A year ago tomorrow, our foster son was unexpectedly sent back to his family against pretty much everyone’s recommendations. After living with us for 9 months, we had less than an hour to pack all his things and to say goodbye.

I will have more to say about our experience with the foster system later, but the short version is that the system all that happened in was horrible for everyone.  If you were to design a system to traumatize children, break the spirit of people who want to help children, and demoralize social workers, it would look a lot like the foster care system in Mississippi.

A year ago this Thursday, my dad died just after lunchtime. My brother called me and told me while standing in the yard with his children, watching them take Dad out of the house, and while watching Mom see Dad leave the house for the last time, with everyone appropriately distanced because the consequences of this virus were obvious and were going down the driveway in the back of an ambulance that had the lights and siren off.

Later that day Mom’s oxygen levels would drop, and the ambulance would take her to the hospital where she would have been admitted except they had patients on gurneys in the hallways because there were no beds. They had a waiting list to get a gurney in the hallway. Instead they pumped her full of oxygen and fluids and then sent her home.

My brother drove her home at 2AM, with her in the backseat and the windows down and everyone wearing masks. She slept that night, or tried to, in the small house I was raised in and that her and Dad lived in for more than 40 years, in the bed they had shared, knowing that if she survived this virus she faced a lifetime without him.

My Dad and I shared many attributes in common, but what tenacity I have, I get from Mom. Her strength amazes me constantly.
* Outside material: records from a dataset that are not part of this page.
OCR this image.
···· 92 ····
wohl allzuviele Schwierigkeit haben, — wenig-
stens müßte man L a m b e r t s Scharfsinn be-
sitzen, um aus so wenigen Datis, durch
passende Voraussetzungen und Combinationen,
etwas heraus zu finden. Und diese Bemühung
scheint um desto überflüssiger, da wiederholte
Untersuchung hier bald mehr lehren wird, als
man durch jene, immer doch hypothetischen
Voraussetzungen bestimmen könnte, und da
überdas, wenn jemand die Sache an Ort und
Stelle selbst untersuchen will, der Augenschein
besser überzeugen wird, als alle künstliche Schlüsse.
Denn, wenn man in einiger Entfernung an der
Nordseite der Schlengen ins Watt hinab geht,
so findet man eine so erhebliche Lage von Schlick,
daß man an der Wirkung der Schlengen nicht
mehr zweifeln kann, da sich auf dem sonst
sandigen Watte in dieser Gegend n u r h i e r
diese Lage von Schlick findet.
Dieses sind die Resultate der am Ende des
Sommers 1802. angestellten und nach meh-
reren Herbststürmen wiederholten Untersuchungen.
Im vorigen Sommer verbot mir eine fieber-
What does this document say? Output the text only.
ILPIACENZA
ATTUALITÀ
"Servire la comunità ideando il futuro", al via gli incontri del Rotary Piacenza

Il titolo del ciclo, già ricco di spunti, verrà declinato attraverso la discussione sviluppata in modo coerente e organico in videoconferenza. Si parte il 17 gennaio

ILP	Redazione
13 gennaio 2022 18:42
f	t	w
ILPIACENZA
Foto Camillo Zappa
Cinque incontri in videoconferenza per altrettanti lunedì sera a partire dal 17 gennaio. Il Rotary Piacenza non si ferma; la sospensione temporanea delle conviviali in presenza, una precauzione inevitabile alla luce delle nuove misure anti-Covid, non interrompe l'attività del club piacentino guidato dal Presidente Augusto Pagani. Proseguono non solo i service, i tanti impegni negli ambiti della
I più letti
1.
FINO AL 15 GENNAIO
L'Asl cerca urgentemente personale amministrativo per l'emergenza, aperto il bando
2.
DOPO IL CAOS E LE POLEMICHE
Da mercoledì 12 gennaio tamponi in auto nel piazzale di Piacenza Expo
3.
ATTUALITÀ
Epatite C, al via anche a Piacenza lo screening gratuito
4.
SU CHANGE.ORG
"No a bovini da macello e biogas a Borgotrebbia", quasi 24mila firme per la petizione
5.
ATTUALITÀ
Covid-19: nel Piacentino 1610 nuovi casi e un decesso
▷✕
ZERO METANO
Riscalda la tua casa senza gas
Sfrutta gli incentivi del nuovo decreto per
A year ago this Friday, I would get up early and drive three hours to drive to my hometown to see my mom and brothers. We were all distanced and Mom moved slowly to sit on the porch. No one could help her, and there may be more compelling definitions of hell, but watching your mother sit on the porch 15 feet from you mourn the death of her husband and your father and not be able to hug her or even physically touch her is as close as I’ve personally come. Driving back home that night, I wept, off and on, for three hours.

And then, 12 years ago this coming Sunday, I married Renee, which has consistently been one of the best decisions of my life. No rational person would have thought us likely to make it, and we were the opposite of “financially stable”. When we woke up the day of our wedding, there was less than $20 in the bank account. I had this vague “ministry” thing I did that paid me less than a thousand dollars a month and Renee was on disability for her heart condition. For our honeymoon, we stayed in a borrowed condo a friend owned at Carolina Beach.

We are, on the surface, an unlikely pair. But it works out more often than not, largely because we decided it will.

And that is how I got through this week last year, and how I will get through it this year and all the years in front of me: I have decided to. I have lightened my commitments and given myself permission to be absent from things and told friends I may need more support than normal. And, importantly, I’m sharing this with you folks.

A paradox of life is that sharing things that make us joyful increases the joy, while sharing our burdens makes them lighter.

I can’t explain why it works that way, but I’m really glad it does.